Le due ipotesi iniziali Undici anni fa, era l’11 dicembre del 2006, all’indomani della strage di Erba due le ipotesi iniziali degli investigatori e due le piste seguite per cercare di risalire agli autori di quella terribile carneficina in cui fu trucidato anche un bimbo di appena due anni, Youssef Marzouk. Una pista era quella della vendet-ta trasversale, maturata negli ambienti criminali dello spaccio di sostanze stupefacenti, attività a cui si dedicavano Azouz e i suoi parenti; l’altra era quella familiare, legata ai Castagna. I carabinieri di Como si stavano occupando dei conflitti esistenti all’interno della famiglia di Raffaella, sorti a seguito dell’ingresso in famiglia di Azouz, extracomunitario e spacciatore. Questi dissidi si erano ulteriormente acuiti di recente a causa della scarcerazione di Marzouk e dell’annuncio da parte di Raffaella ai suoi familiari dell’intenzione di trasferirsi in Tunisia nel giro di poche settimane per avviare nel Paese natale del marito un’attività imprenditoriale. Risulta sempre dagli atti che Raffaella chiese alla sua famiglia ingenti somme di denaro per poter realizzare questo progetto, suscitando l’ira dei parenti. Unico anello di congiunzione tra Raffaella e la sua famiglia era rappresentato dalla signora Galli, moglie di Carlo Castagna e madre di Raffaella, anche lei vittima della strage, che fungeva da paciere e che era ben disposta ad aiutare la figlia.
Tra i numerosi testi non ammessi dalla Corte di Assise figura anche la mamma di Azouz, Ferichici Ep Marzouk Souad, costituitasi parte civile, la quale riteneva che il delitto si potesse ricondurre ai turbo-lenti rapporti familiari all’interno della famiglia Castagna e che il suo autore fosse uno dei fratelli di Raffaella. Ma Ferichici non fu ammessa come teste, nonostante fosse la nonna di una delle vittime.

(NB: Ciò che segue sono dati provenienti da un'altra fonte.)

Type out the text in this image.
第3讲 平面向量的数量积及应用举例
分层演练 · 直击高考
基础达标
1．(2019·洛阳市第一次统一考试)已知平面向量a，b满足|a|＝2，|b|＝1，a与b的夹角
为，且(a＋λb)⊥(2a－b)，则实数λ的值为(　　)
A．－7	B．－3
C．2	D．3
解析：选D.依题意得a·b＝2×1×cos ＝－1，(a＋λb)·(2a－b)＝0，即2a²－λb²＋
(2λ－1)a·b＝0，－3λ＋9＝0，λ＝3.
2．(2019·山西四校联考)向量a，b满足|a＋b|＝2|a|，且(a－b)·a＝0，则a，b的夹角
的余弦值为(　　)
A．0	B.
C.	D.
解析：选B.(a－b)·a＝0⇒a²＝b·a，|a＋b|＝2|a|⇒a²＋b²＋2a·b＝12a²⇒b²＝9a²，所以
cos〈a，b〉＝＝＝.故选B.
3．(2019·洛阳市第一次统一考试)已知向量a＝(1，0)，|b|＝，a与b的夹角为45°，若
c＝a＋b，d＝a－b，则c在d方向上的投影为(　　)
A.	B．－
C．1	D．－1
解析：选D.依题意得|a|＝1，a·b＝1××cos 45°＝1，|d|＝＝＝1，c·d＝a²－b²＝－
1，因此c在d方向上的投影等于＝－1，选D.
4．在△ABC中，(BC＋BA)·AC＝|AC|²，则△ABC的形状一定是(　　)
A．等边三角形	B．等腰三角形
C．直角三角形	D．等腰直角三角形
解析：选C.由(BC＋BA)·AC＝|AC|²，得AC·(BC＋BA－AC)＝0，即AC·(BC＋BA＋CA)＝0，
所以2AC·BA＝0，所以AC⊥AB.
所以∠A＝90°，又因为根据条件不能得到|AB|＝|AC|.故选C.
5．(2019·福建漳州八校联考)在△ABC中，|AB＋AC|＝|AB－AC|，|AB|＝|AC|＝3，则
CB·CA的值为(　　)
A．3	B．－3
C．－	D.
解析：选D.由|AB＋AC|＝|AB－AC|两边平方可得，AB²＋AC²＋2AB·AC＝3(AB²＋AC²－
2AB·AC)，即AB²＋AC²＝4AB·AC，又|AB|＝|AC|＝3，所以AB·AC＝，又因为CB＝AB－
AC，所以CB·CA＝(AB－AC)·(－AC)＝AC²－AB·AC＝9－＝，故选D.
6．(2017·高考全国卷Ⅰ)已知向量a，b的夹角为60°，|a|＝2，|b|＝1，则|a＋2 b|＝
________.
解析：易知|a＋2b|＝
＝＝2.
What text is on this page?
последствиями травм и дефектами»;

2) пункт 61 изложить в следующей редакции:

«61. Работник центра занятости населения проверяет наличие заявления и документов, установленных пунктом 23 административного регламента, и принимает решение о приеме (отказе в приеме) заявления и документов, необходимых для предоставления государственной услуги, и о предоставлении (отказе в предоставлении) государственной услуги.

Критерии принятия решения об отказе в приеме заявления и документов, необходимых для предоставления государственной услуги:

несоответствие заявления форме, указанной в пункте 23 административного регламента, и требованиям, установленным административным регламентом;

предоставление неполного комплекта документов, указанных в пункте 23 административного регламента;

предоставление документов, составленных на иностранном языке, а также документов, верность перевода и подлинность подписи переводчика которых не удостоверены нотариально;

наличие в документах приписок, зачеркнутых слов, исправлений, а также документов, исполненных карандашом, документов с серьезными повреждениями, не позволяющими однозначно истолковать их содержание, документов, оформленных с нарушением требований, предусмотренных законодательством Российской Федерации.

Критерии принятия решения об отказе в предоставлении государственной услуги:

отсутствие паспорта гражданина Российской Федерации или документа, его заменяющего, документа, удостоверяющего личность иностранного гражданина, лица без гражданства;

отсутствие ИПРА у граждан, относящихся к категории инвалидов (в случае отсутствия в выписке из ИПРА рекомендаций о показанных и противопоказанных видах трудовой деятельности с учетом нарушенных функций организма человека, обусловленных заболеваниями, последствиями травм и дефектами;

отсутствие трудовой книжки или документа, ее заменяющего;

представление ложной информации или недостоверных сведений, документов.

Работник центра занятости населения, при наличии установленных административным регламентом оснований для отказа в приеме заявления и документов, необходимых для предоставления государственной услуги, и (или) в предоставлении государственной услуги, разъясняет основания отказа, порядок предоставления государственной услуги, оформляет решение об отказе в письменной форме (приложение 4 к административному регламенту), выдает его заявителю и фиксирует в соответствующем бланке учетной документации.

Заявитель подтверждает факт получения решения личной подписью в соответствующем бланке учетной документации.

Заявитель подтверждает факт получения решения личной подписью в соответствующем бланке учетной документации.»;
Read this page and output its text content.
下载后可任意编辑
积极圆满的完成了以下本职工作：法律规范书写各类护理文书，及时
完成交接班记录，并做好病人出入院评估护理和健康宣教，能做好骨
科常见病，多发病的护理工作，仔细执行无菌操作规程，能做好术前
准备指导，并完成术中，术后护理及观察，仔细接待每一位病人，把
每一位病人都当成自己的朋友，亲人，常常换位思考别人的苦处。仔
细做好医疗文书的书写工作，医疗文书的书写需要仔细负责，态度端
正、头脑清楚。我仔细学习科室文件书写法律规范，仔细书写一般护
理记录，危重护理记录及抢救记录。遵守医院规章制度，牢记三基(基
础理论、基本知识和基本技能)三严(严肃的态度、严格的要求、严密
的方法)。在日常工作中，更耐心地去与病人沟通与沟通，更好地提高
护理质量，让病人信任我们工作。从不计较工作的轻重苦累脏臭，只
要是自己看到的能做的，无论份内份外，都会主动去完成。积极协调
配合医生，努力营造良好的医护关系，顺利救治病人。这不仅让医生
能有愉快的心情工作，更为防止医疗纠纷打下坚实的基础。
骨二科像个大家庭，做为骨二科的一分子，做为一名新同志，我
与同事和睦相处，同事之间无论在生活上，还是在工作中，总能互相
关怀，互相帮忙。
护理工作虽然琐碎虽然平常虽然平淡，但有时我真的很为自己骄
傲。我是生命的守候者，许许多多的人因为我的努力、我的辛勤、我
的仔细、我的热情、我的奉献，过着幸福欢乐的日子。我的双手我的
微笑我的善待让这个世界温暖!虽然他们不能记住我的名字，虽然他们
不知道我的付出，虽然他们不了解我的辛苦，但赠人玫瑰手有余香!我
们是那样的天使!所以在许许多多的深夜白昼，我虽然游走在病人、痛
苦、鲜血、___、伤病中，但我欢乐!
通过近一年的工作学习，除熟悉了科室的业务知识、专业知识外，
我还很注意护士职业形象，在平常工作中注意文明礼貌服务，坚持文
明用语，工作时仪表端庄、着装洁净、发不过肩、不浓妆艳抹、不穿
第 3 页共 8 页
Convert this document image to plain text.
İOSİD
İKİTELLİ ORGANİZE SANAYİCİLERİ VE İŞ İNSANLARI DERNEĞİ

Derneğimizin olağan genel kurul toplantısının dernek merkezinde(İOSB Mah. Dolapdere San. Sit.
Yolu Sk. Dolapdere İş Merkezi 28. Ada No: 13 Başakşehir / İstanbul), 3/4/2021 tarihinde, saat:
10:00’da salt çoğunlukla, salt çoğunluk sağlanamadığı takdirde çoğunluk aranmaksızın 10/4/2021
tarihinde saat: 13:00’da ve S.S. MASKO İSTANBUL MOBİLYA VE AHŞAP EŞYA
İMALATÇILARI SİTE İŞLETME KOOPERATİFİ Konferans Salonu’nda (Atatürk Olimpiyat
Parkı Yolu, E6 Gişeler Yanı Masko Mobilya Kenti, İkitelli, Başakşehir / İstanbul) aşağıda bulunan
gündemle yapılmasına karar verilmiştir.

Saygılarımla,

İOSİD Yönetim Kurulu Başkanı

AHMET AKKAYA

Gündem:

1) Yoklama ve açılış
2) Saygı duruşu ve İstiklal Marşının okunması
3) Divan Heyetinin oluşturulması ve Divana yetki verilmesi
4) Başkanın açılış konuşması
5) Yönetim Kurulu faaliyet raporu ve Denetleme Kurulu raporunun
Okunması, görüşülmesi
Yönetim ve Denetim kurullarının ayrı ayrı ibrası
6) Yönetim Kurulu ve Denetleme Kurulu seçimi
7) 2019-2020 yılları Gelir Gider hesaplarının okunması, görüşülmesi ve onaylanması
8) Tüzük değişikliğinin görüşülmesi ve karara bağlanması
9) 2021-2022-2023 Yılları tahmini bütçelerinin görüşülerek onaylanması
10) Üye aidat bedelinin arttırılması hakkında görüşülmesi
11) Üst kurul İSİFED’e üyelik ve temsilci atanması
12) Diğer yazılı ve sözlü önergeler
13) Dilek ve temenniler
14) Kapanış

A portare gli inquirenti ad investigare su questa pista soprattutto altri pesanti indizi oltre ai conflitti familiari: Il tunisino Chemcoum Ben Brahim riferì ai carabinieri di Erba di avere visto la sera della strage, mentre la palazzina bruciava, tre individui in piazza del Mercato – davanti alla corte in cui avvennero gli omicidi – e che uno dei tre individui era una persona che aveva rivisto in caserma quella stessa sera. Chemcoum individua questa persona in Pietro Castagna, fratello di Raffaella. Le dichiarazioni dettagliate del tunisino trovavano riscontro in quelle di Fabrizio Manzeni, residente in via Diaz, anche lui sentito la sera della strage. Manzeni, essendosi affacciato alle ore 20:20 al balcone posto davanti all’abitazione di Raffaella, vide due individui, presumibilmente extracomunitari (come Frigerio stesso descrisse in un primo momento il suo aggressore) più un terzo individuo che si dirigeva verso i primi due, proprio in piazza Mercato. Ma anche Manzeni è uno di quei testi revocato immotivatamente dalla Corte di Assise, dunque non fu sentito in dibattimento.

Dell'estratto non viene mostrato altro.